JAB Holding to Acquire Keurig Green Mountain

JAB Holding to Buy Out Keurig in Biggest Coffee Deal Ever

Overview of the proposed Keurig-JAB transaction

On December 7, 2015, Keurig Green Mountain (GMCR) entered into a definitive agreement under which JAB Holding Company will acquire Keurig Green Mountain for a total equity value of $13.9 billion. The agreement includes a termination fee of $475 million. The deal will be the biggest acquisition ever in the packaged coffee sector, according to Dealogic.[1]

Basics of the deal

In the all-cash transaction, Keurig Green Mountain’s shareholders will receive $92 per share. The purchase price represents a premium of approximately 77.9% over Keurig Green Mountain’s closing price of $51.70 on December 4, 2015.

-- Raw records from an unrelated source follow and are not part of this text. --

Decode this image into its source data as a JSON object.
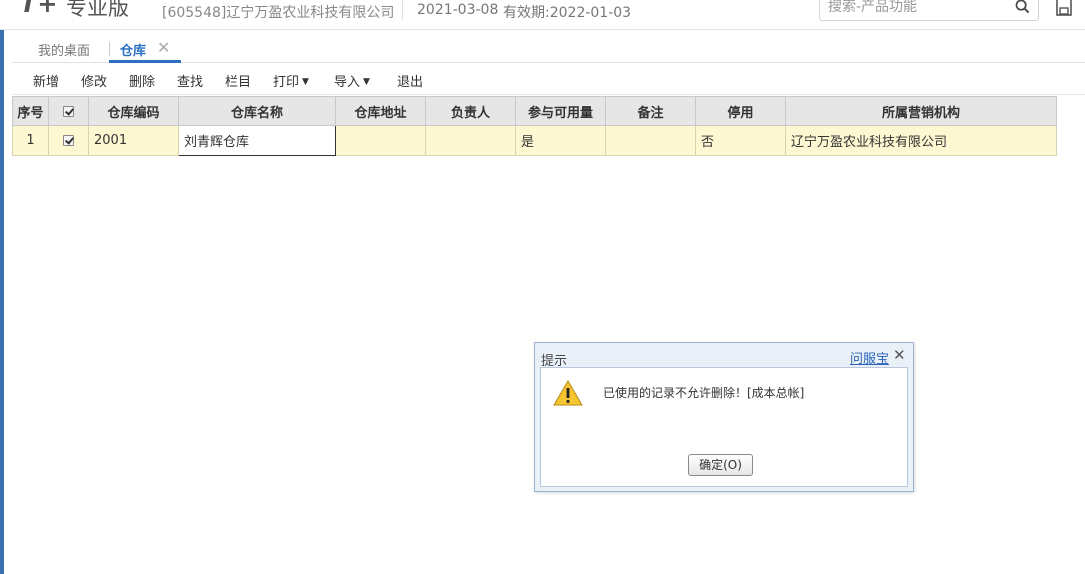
{
  "header": {
    "logo": "T+",
    "edition": "专业版",
    "company": "[605548]辽宁万盈农业科技有限公司",
    "login_date": "2021-03-08",
    "validity": "有效期:2022-01-03",
    "search_placeholder": "搜索-产品功能",
    "search_icon": "search-icon",
    "save_icon": "save-icon"
  },
  "tabs": [
    {
      "label": "我的桌面",
      "active": false
    },
    {
      "label": "仓库",
      "active": true,
      "closable": true
    }
  ],
  "tab_close_glyph": "✕",
  "toolbar": {
    "items": [
      {
        "label": "新增"
      },
      {
        "label": "修改"
      },
      {
        "label": "删除"
      },
      {
        "label": "查找"
      },
      {
        "label": "栏目"
      },
      {
        "label": "打印",
        "dropdown": true
      },
      {
        "label": "导入",
        "dropdown": true
      },
      {
        "label": "退出"
      }
    ]
  },
  "grid": {
    "columns": [
      "序号",
      "",
      "仓库编码",
      "仓库名称",
      "仓库地址",
      "负责人",
      "参与可用量",
      "备注",
      "停用",
      "所属营销机构"
    ],
    "rows": [
      {
        "seq": "1",
        "checked": true,
        "code": "2001",
        "name": "刘青辉仓库",
        "address": "",
        "manager": "",
        "available": "是",
        "remark": "",
        "disabled": "否",
        "org": "辽宁万盈农业科技有限公司"
      }
    ]
  },
  "dialog": {
    "title": "提示",
    "help_link": "问服宝",
    "close_glyph": "✕",
    "message": "已使用的记录不允许删除！[成本总帐]",
    "ok_label": "确定(O)",
    "icon": "warning-icon"
  },
  "colors": {
    "accent": "#2b6fc2",
    "row_highlight": "#fdf7d2",
    "header_bg": "#e6e6e6",
    "dialog_bg": "#e9f0f8"
  }
}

JAB is acquiring Keurig Green Mountain in partnership with Mondelez International (MDLZ) and BDT Capital Partners. Mondelez and BDP Capital have invested in Jacobs Douwe Egberts, the JV (joint venture) that combined the coffee businesses of Mondelez and DE Master Blenders 1753.

The deal is expected to complete by the first quarter of 2016, subject to stockholder and regulatory approvals and other customary closing conditions. Keurig Green Mountain will operate independently as a private entity once the deal is complete.

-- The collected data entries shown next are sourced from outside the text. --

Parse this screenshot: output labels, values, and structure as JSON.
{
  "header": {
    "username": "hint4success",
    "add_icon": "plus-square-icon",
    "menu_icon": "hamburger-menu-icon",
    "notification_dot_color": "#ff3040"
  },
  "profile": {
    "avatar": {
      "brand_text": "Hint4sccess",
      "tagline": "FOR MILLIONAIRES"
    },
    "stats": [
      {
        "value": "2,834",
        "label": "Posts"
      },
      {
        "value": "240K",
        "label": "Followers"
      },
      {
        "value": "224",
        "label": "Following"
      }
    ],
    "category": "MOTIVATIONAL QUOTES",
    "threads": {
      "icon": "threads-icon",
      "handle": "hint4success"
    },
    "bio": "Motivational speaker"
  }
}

Coca-Cola (KO), Keurig’s largest shareholder with almost a 17.4% stake, has approved the deal. KO will be divesting its entire stake as a result of the buyout.

Market reaction

This year, Keurig’s stock price fell by 60.8% to reach $51.70 on December 4, 2015. Keurig stock has fallen sharply over the year due to its declining sales and a lukewarm reception to new product launches. The stock price rose by 71.9% to reach $88.89 after the deal was announced on December 7, 2015.

Keurig makes up 0.6% and 0.25% of the portfolio holdings of the SPDR Consumer Staples ETF (XLP) and the PowerShares ETF (QQQ), respectively. Packaged food products companies make up almost 18.5% of XLP’s portfolio and consumer firms make up almost 28% of the holdings of QQQ.